- A map of Libya depicting the approximate occupation borders set up by the (Free) French from 1943~1951
- Status: French Military Administration (1943–1950) French civil administration (1950–1951)
- Capital: Sabha
- Common languages: Italian, French, Arabic
- • 1943: Raymond Delange
- • 1943–1945: Robert Thiriet
- • 1946–1947: Pierre Florimond
- • 1947–1949: Maurice Sarazac
- • 1949–1950 (acting): Jacques Leneveu
- • 1950–1951: Maurice Sarazac
- • 1951–1953: Auguste Cauneille
- • 1946–1950: Ahmad Sayf an-Nasr
- Historical era: Cold War
- • Free French occupation: 8 January 1943
- • Established: 11 April 1943
- • Italy relinquishes Libya: 10 February 1947
- • UN administration: 10 December 1949
- • Joined Tripolitania and Cyrenaica to form the Kingdom of Libya (with autonomy): 24 December 1951
- • Autonomy ended: 27 April 1963
- Currency: Algerian franc
| Preceded by | Succeeded by |
| / Italian Libya | Kingdom of Libya / |
- Today part of: Libya

= Fezzan-Ghadames Military Territory =

1947–1951 French rule of southwestern Libya as part of the Allied administration

The Fezzan-Ghadames Military Territory was a territory in the southern part of Italian Libya which was occupied and administered by Free France from 1943 until Libya gained independence in 1951. It was part of the allied occupation of Libya.
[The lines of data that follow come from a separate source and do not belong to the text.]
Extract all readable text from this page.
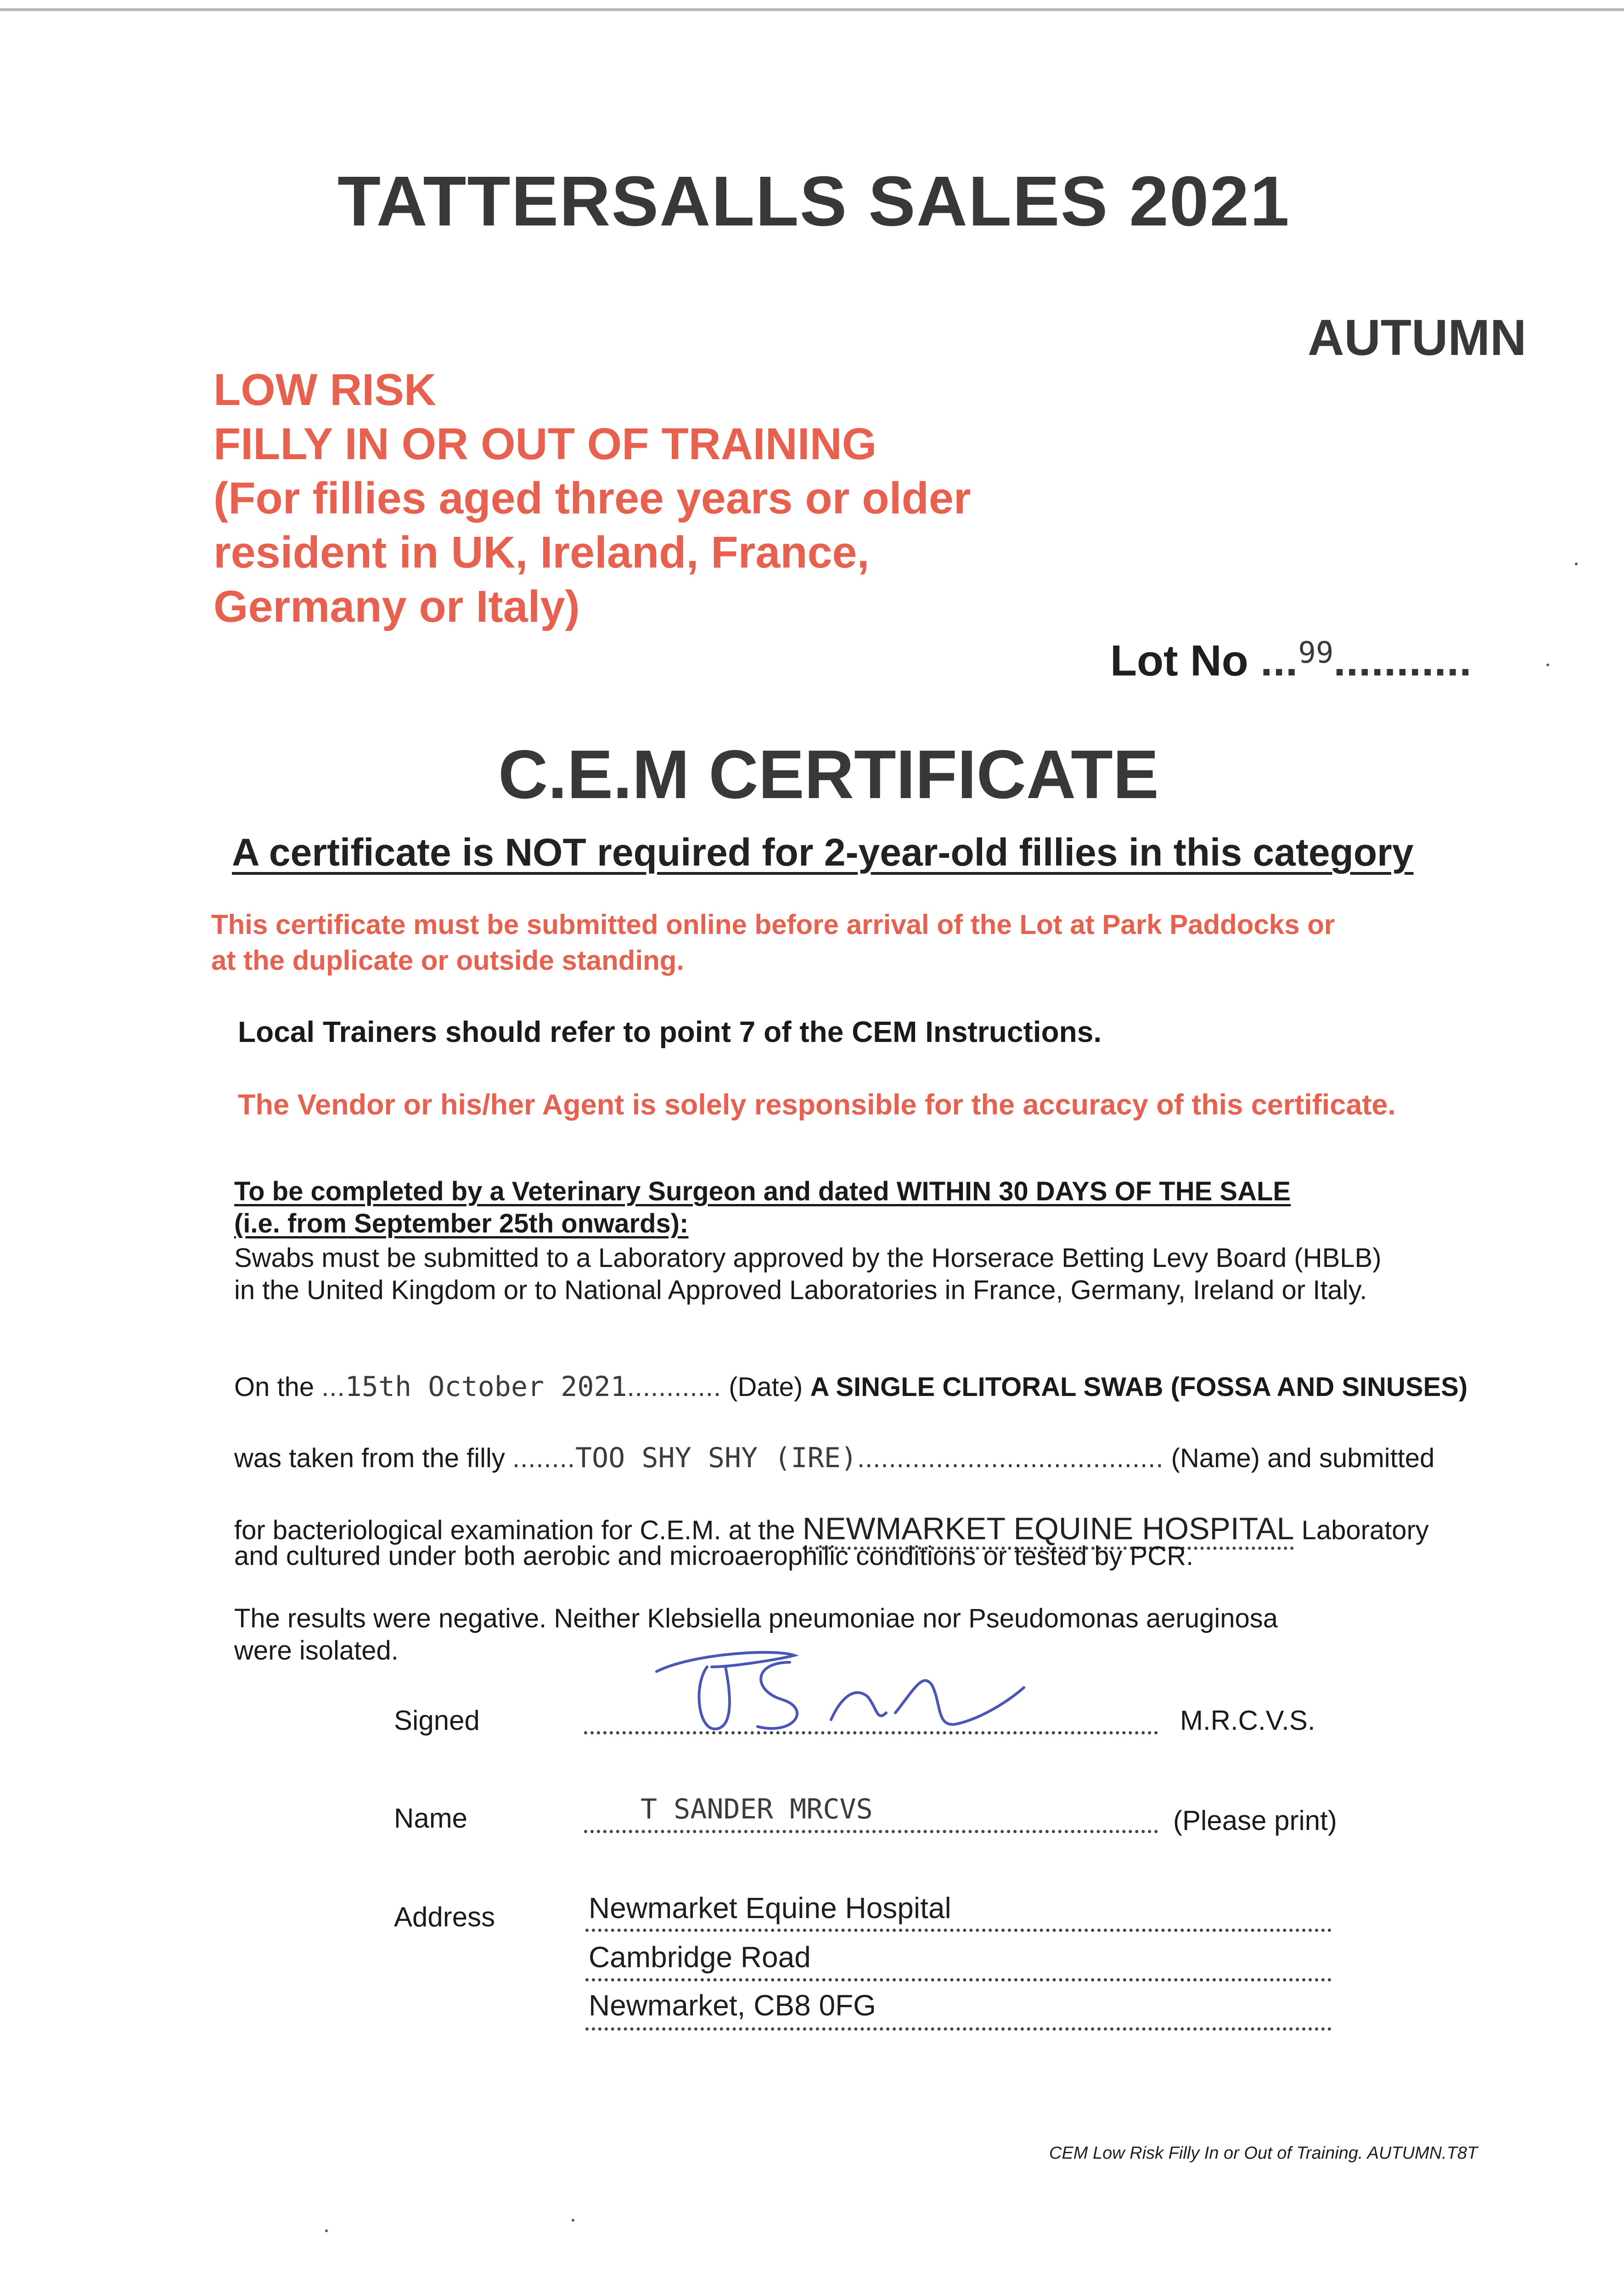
TATTERSALLS SALES 2021
AUTUMN
LOW RISK
FILLY IN OR OUT OF TRAINING
(For fillies aged three years or older
resident in UK, Ireland, France,
Germany or Italy)
Lot No ...$^{99}$...........
C.E.M CERTIFICATE
A certificate is NOT required for 2-year-old fillies in this category
This certificate must be submitted online before arrival of the Lot at Park Paddocks or
at the duplicate or outside standing.
Local Trainers should refer to point 7 of the CEM Instructions.
The Vendor or his/her Agent is solely responsible for the accuracy of this certificate.
To be completed by a Veterinary Surgeon and dated WITHIN 30 DAYS OF THE SALE
(i.e. from September 25th onwards):
Swabs must be submitted to a Laboratory approved by the Horserace Betting Levy Board (HBLB)
in the United Kingdom or to National Approved Laboratories in France, Germany, Ireland or Italy.
On the ...15th October 2021............ (Date) A SINGLE CLITORAL SWAB (FOSSA AND SINUSES)
was taken from the filly ........TOO SHY SHY (IRE)....................................... (Name) and submitted
for bacteriological examination for C.E.M. at the NEWMARKET EQUINE HOSPITAL Laboratory
and cultured under both aerobic and microaerophilic conditions or tested by PCR.
The results were negative. Neither Klebsiella pneumoniae nor Pseudomonas aeruginosa
were isolated.
Signed	M.R.C.V.S.
Name	T SANDER MRCVS	(Please print)
Address	Newmarket Equine Hospital
Cambridge Road
Newmarket, CB8 0FG
CEM Low Risk Filly In or Out of Training. AUTUMN.T8T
Free French forces from French Chad occupied the area that was the former Italian Southern Military Territory in 1943, and made several requests to annex Fezzan administratively to France's North African possessions.

The British administration began the training of a badly needed Libyan civil service. Italian administrators continued to be employed in Tripoli, however. The Italian legal code remained in effect for the duration of the war. In the lightly populated Fezzan region, a French military administration formed a counterpart to the British operation. With British approval, Free French forces moved north from Chad to take control of the territory in January 1943. French administration was directed by a staff stationed in Sabha, but it was largely exercised through Fezzan notables of the family of Sayf an Nasr. At the lower echelons, French troop commanders acted in both military and civil capacities according to customary French practice in the Algerian Sahara. In the west, Ghat was attached to the French military region of southern Algeria and Ghadamis to the French command of southern Tunisia – giving rise to Libyan nationalist fears that French intentions might include the ultimate detachment of Fezzan from Libya.

Fezzan joined Tripolitania and Cyrenaica to form the Kingdom of Libya on 24 December 1951. It was the first country to achieve independence through the United Nations and one of the first former European possessions in Africa to gain independence.